Assim deixei o sono me levar embora, mergulhando em sonhos repletos de risos de uma estranha criatura que gostava de brincar com o destino. Acordei em meu quarto; no celular apresentava a data, ainda era 13 de julho. Entretanto o dia amanheceu com chuva que caia mansamente às 7 horas da manhã, fiquei confusa imaginando que meu relógio tinha dado algum problema ou se hoje era um dia que se repetia em minha vida, o qual não sabia se era uma dobra no tempo. Levantei, tomei um banho, me arrumei e sai na esquina onde encontrei o senhor José e o saudei.

— Dia, seu Zé! O senhor sabe que dia é hoje?

— Dia, filha, hoje é dia 13. — Como poderia ser dia 13, me lembro claramente de tudo que havia feito, inclusive do encontro perturbador com o estranho ser que capturou minha alma.

— O senhor tem certeza? — Ele balançou a cabeça, fazendo sinal positivo e sorrindo.

— Claro, filha. Marco claramente os dias, desde que minha Rosa saiu de casa. — Me assustei, nunca havia imaginado que seu Zé tinha uma filha, alias sempre fui tão alheia às coisas e fiquei assombrada com a coincidência do nome ser o mesmo fornecido pela mulher de varias formas.

— E quem é Rosa? — Perguntei demonstrando interesse.

— Minha filha, a senhora vai conhecê-la, ela estava estudando, mas chega hoje e vou busca-la na rodoviária. Sabe que engraçado a senhora me perguntar isso justo hoje.

— Por quê?

— Porque hoje é dia da Chuva das Rosas, e foi num dia assim que conheci minha amada esposa e foi por isso que coloquei o nome da nossa filha de Rosa.
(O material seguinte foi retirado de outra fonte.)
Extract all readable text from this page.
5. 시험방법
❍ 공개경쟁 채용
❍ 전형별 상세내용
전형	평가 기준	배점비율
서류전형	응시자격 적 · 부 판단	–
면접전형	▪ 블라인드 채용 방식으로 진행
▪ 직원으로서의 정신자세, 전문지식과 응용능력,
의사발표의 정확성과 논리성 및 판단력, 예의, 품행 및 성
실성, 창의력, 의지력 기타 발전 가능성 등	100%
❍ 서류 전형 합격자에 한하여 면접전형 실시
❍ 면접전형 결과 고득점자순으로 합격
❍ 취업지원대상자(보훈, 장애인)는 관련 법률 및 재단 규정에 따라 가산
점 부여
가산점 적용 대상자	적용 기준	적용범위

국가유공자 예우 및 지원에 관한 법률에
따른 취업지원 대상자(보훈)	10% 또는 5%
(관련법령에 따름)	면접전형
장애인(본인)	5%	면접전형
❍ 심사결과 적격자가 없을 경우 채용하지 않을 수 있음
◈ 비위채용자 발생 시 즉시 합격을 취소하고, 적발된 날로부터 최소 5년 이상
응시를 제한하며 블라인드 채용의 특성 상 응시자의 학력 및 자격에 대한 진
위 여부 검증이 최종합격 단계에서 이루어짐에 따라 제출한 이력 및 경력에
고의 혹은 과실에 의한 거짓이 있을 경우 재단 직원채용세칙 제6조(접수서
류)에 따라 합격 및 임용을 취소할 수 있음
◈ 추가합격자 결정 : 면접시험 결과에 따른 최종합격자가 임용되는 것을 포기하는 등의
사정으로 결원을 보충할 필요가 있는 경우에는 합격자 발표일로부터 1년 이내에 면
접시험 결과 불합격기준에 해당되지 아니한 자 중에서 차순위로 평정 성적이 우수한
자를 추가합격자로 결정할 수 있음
Olhei para o Seu Zé, meio que desacreditando no causo. Coincidências existem ou nós que a inventamos? O senhor humilde tirou o chapéu, dobrou, exibindo sua careca entornada por cabelos grisalhos, me pedindo para sentar no banco da praça com ele enquanto me contava sobre aquele dia.

— Há quem diga aqui na cidade, que este dia é especial para encontrar quem se ama, ou fazer algo importante na vida acontecer. Mas sabe, filha, o que eu acho é que, as pessoas são desatentas e todos os dias são iguais. O que marca este dia são os longos meses que a chuva não vem e ela aparece neste dia 13, como se fosse para nos lembrar que ainda há esperança, que como nem sempre é sol, nem sempre será chuva.

Concordei com ele, agradeci pela conversa agradável e pela sabedoria; e continuei meu caminho esperando conhecer Rosa, mas não foi preciso esperar muito, pois assim que me levantei me deparei com ela, descendo do taxi e indo em direção ao seu pai.